The Doctoral Clinical Psychology Internship has four positions, three in the Serious Mental Illness (SMI) Track, and one in the Child and Adolescent Psychology (CHAD) Track. The internship is structured around a rotational system.
Interns in the Serious Mental Illness Track complete a year-long primary placement at the Early Psychosis Intervention Center (EPICenter). At EPICenter, interns receive training in assessment and evidence-based treatments for severe mental illness, including cognitive behavioral therapy for psychosis, family psychoeducation, and cognitive remediation. In addition, interns on the SMI Track complete three 4-month-long minor rotations in behavioral sleep medicine, integrated behavioral health, and inpatient psychology.
The intern on the Child/Adolescent Track completes yearlong placements in the Child and Adolescent Anxiety Clinic, General Child and Adult Outpatient Psychotherapy, Child and Adolescent Psychological Assessment, and the Behavioral Pediatrics Clinic. They also complete several rotations varying in length from two to six months. Rotation options include but are not limited to the Normal Child Development Observation, School Psychology, Consultation/Liaison, and the Children’s Clinics for Rehabilitative Services.
- Weekly training seminars (required) – Seminars include joint as well as specialized presentations for the SMI and Child/Adolescent Tracks, and include the Psychology Seminar, SMI Seminar, and Child and Adolescent Psychiatry Fellowship didactics.
- Weekly Psychiatry Grand Rounds (required);
- Rotation-specific trainings and didactics (required);
- Biweekly Psychiatry Outpatient Case Conference (optional);
- Monthly Psychology Department Colloquia (optional);
- Weekly Neuroscience Grand Rounds (optional).
Seminars are presented by psychologists, psychiatrists, and other professionals. Interns may also choose to be involved in relevant aspects of the psychiatry residency didactic curriculum, and they may attend seminars and rounds in Neurology, Surgery, and other departments. In addition to attending Psychiatry Grand Rounds, interns are required to present once at Grand Rounds during their internship year.
Supervisors include full-time faculty and practitioners from the community rotation placements. Our program places a strong emphasis on the quality of supervision provided to the intern. Faculty psychologists serve as supervisors only if they have an interest in doing so and have a strong commitment to clinical training. It is the philosophy of the program that, during the internship year, the psychology intern is best served by being exposed to a variety of approaches to conceptualizing psychopathology, assessment, and clinical interventions. Therefore, the intern will have several supervisors representing varying orientations throughout the year, and as appropriate for their different clinical activities. Although regular supervision is provided by licensed psychologists, special arrangements with psychiatrists and neurologists can be made for occasional supervision and consultation as appropriate.

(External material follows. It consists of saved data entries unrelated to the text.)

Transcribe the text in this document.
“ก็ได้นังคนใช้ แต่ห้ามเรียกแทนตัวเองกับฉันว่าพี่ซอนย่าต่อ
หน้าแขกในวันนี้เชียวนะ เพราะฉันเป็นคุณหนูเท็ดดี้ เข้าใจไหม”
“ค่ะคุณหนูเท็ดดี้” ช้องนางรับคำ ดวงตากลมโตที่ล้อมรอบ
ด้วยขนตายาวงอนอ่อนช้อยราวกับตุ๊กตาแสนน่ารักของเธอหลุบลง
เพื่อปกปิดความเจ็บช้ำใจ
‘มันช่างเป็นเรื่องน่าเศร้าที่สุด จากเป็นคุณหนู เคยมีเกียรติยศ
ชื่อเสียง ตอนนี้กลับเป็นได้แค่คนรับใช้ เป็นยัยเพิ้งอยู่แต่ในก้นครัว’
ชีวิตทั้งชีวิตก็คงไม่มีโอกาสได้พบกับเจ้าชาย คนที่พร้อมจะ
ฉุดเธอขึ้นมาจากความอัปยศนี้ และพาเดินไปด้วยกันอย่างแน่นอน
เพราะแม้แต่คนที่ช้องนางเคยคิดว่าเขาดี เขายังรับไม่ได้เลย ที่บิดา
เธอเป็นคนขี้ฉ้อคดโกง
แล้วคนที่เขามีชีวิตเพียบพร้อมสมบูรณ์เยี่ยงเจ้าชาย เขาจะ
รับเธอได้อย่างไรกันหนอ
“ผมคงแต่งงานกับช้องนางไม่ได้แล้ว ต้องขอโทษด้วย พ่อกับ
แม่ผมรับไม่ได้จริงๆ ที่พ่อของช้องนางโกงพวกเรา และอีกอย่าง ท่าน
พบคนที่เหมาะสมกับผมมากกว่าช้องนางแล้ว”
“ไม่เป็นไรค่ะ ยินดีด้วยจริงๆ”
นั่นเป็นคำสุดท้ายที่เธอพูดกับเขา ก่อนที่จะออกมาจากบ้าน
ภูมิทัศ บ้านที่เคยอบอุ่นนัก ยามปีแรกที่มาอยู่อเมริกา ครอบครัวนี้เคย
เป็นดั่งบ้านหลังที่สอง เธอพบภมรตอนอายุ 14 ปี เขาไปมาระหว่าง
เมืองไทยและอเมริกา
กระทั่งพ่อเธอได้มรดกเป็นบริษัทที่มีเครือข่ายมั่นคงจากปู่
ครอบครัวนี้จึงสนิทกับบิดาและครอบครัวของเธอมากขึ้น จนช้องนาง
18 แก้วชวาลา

Interns are evaluated formally by their supervisors at the end of each rotation, and informally through frequent verbal feedback. Interns and supervisors are expected to maintain close, open communication with each other and with the Director of Psychology Training. Twice during the year, a written evaluation of the intern's progress toward meeting the training objectives will be shared with the intern and the intern's graduate program’s Director of Clinical Training. If the quality of an intern's performance is felt to be problematic, the intern will meet with the Director of Psychology Training to discuss identified deficiencies and to plan remediation. Interns also have the opportunity to provide formal and informal evaluations of their clinical experiences and supervision.